Peu d’études de bonne méthodologie ont été faites sur l’intérêt des programmes communautaires chez les adolescents.

Chez l’adulte, les programmes de prise en charge personnelle (self-help), les brochures, les programmes télévisuels, les systèmes experts de conseils téléphoniques (en France, Tabac-Info-Service, 0 825 309 310 0,15 Q la minute), Internet, ont montré leurs intérêts. Ils sont d’autant plus efficaces s’ils sont associés.

Le conseil bref donné par un professionnel de santé (conseil minimal) a également prouvé son efficacité et est recommandé dans les consensus nationaux.

Au total, nous pouvons conclure qu’il est nécessaire d’informer les étudiants sur les possibilités de prise en charge et de développer plusieurs niveaux de prise en charge comme chez l’adulte (aide à la motivation, association de substitution nicotinique et de prise en charge psychothérapique). Ces actions seront renforcées par les actions collectives à l’aide individuelle.

Conclusion :

Les conduites de dépendance sont parmi les conduites qui renvoient à des troubles psychopathologiques celles qui interrogent le plus le clinicien sur les frontières entre le normal et le pathologique, dimension qui participe à expliquer l’engouement que ces troubles suscitent tant dans le grand public que chez les chercheurs et les thérapeutes. Parmi celles-ci, le tabagisme est le problème le plus important de santé publique. Commençant le plus souvent à l’adolescence, des efforts majeurs doivent donc être portés vers cette population, afin de l’aider à ne pas commencer ou à sortir du tabac le plus rapidement possible ; efforts à porter par tous, grand public, chercheurs et thérapeutes.
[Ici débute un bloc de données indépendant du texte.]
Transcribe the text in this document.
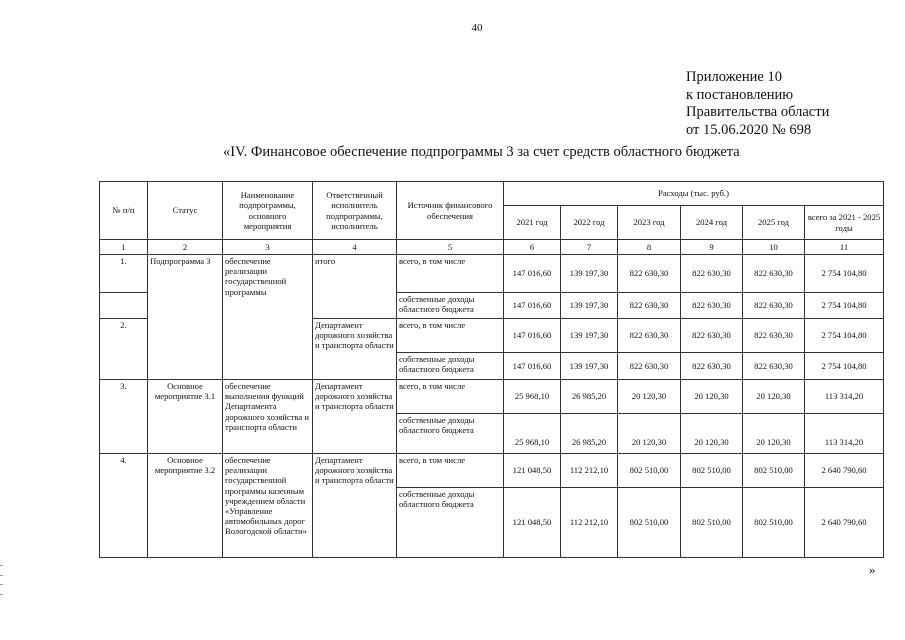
40
Приложение 10
к постановлению
Правительства области
от 15.06.2020 № 698
«IV. Финансовое обеспечение подпрограммы 3 за счет средств областного бюджета
№ п/п	Статус	Наименование подпрограммы, основного мероприятия	Ответственный исполнитель подпрограммы, исполнитель	Источник финансового обеспечения	Расходы (тыс. руб.)					
					2021 год	2022 год	2023 год	2024 год	2025 год	всего за 2021 - 2025 годы
1	2	3	4	5	6	7	8	9	10	11
1.	Подпрограмма 3	обеспечение реализации государственной программы	итого	всего, в том числе	147 016,60	139 197,30	822 630,30	822 630,30	822 630,30	2 754 104,80
				собственные доходы областного бюджета	147 016,60	139 197,30	822 630,30	822 630,30	822 630,30	2 754 104,80
2.			Департамент дорожного хозяйства и транспорта области	всего, в том числе	147 016,60	139 197,30	822 630,30	822 630,30	822 630,30	2 754 104,80
				собственные доходы областного бюджета	147 016,60	139 197,30	822 630,30	822 630,30	822 630,30	2 754 104,80
3.	Основное мероприятие 3.1	обеспечение выполнения функций Департамента дорожного хозяйства и транспорта области	Департамент дорожного хозяйства и транспорта области	всего, в том числе	25 968,10	26 985,20	20 120,30	20 120,30	20 120,30	113 314,20
				собственные доходы областного бюджета	25 968,10	26 985,20	20 120,30	20 120,30	20 120,30	113 314,20
4.	Основное мероприятие 3.2	обеспечение реализации государственной программы казенным учреждением области «Управление автомобильных дорог Вологодской области»	Департамент дорожного хозяйства и транспорта области	всего, в том числе	121 048,50	112 212,10	802 510,00	802 510,00	802 510,00	2 640 790,60
				собственные доходы областного бюджета	121 048,50	112 212,10	802 510,00	802 510,00	802 510,00	2 640 790,60
»
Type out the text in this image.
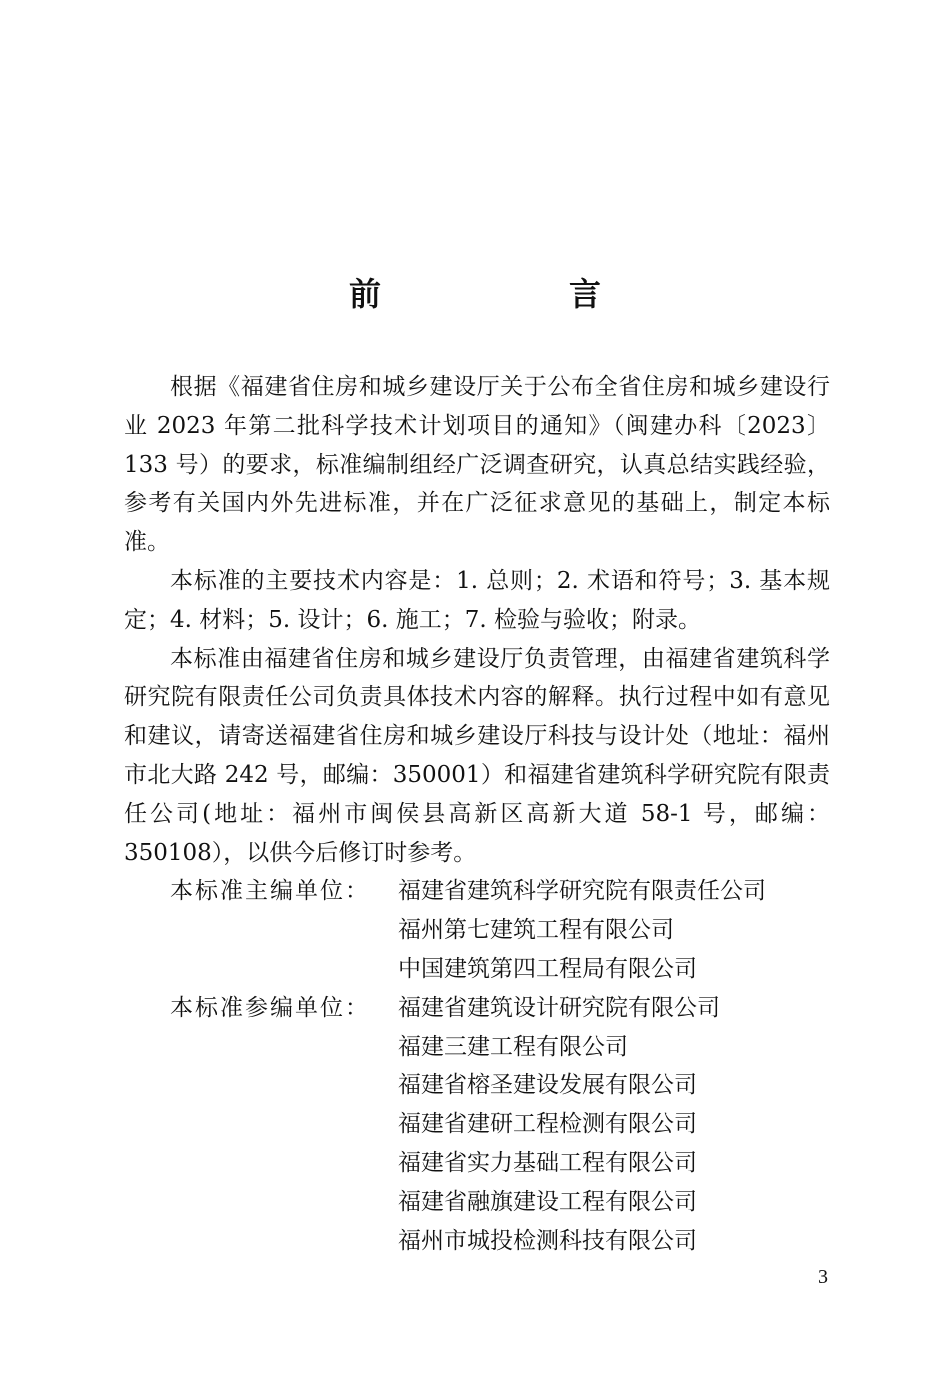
前　言

根据《福建省住房和城乡建设厅关于公布全省住房和城乡建设行业 2023 年第二批科学技术计划项目的通知》（闽建办科〔2023〕133 号）的要求，标准编制组经广泛调查研究，认真总结实践经验，参考有关国内外先进标准，并在广泛征求意见的基础上，制定本标准。

本标准的主要技术内容是：1. 总则；2. 术语和符号；3. 基本规定；4. 材料；5. 设计；6. 施工；7. 检验与验收；附录。

本标准由福建省住房和城乡建设厅负责管理，由福建省建筑科学研究院有限责任公司负责具体技术内容的解释。执行过程中如有意见和建议，请寄送福建省住房和城乡建设厅科技与设计处（地址：福州市北大路 242 号，邮编：350001）和福建省建筑科学研究院有限责任公司(地址：福州市闽侯县高新区高新大道 58-1 号，邮编：350108），以供今后修订时参考。

本标准主编单位：	福建省建筑科学研究院有限责任公司
福州第七建筑工程有限公司
中国建筑第四工程局有限公司
本标准参编单位：	福建省建筑设计研究院有限公司
福建三建工程有限公司
福建省榕圣建设发展有限公司
福建省建研工程检测有限公司
福建省实力基础工程有限公司
福建省融旗建设工程有限公司
福州市城投检测科技有限公司
3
Les études publiées sur le tabagisme chez les adolescents ces dernières années permettent de tirer quelques enseignements. Il semble utile d’accompagner un enfant puis un adolescent dans sa réflexion sur le tabagisme en l’aidant à se construire une identité de non-fumeur valorisante et en développant les compétences sociales et les moyens de résistance à l’influence sociale. C’est le rôle des parents, de la famille mais aussi de tous les éducateurs et acteurs qui vont l’accompagner dans sa construction. La dénormalisation du tabagisme dans la société est également un élément déterminant face à l’influence des adultes fumeurs, des parents, des pairs mais aussi des personnes auxquels les plus jeunes s’identifient dont les chanteurs et les acteurs. Le développement de la prévention, du dépistage et du traitement des troubles de la personnalité et des troubles psychiatriques naissant dans l’enfance ou l’adolescence est aussi un élément majeur de cette prévention. Mais des études restent à faire, en particulier afin de mieux comprendre les actions de la nicotine sur le cerveau en formation des adolescents et sur les mécanismes sous-tendant le développement des dépendances physiques et psychocomportementales. Enfin, il reste à améliorer ou mettre en place de nouvelles stratégies d’aide à l’arrêt spécifiques pour les adolescents, puis les évaluer.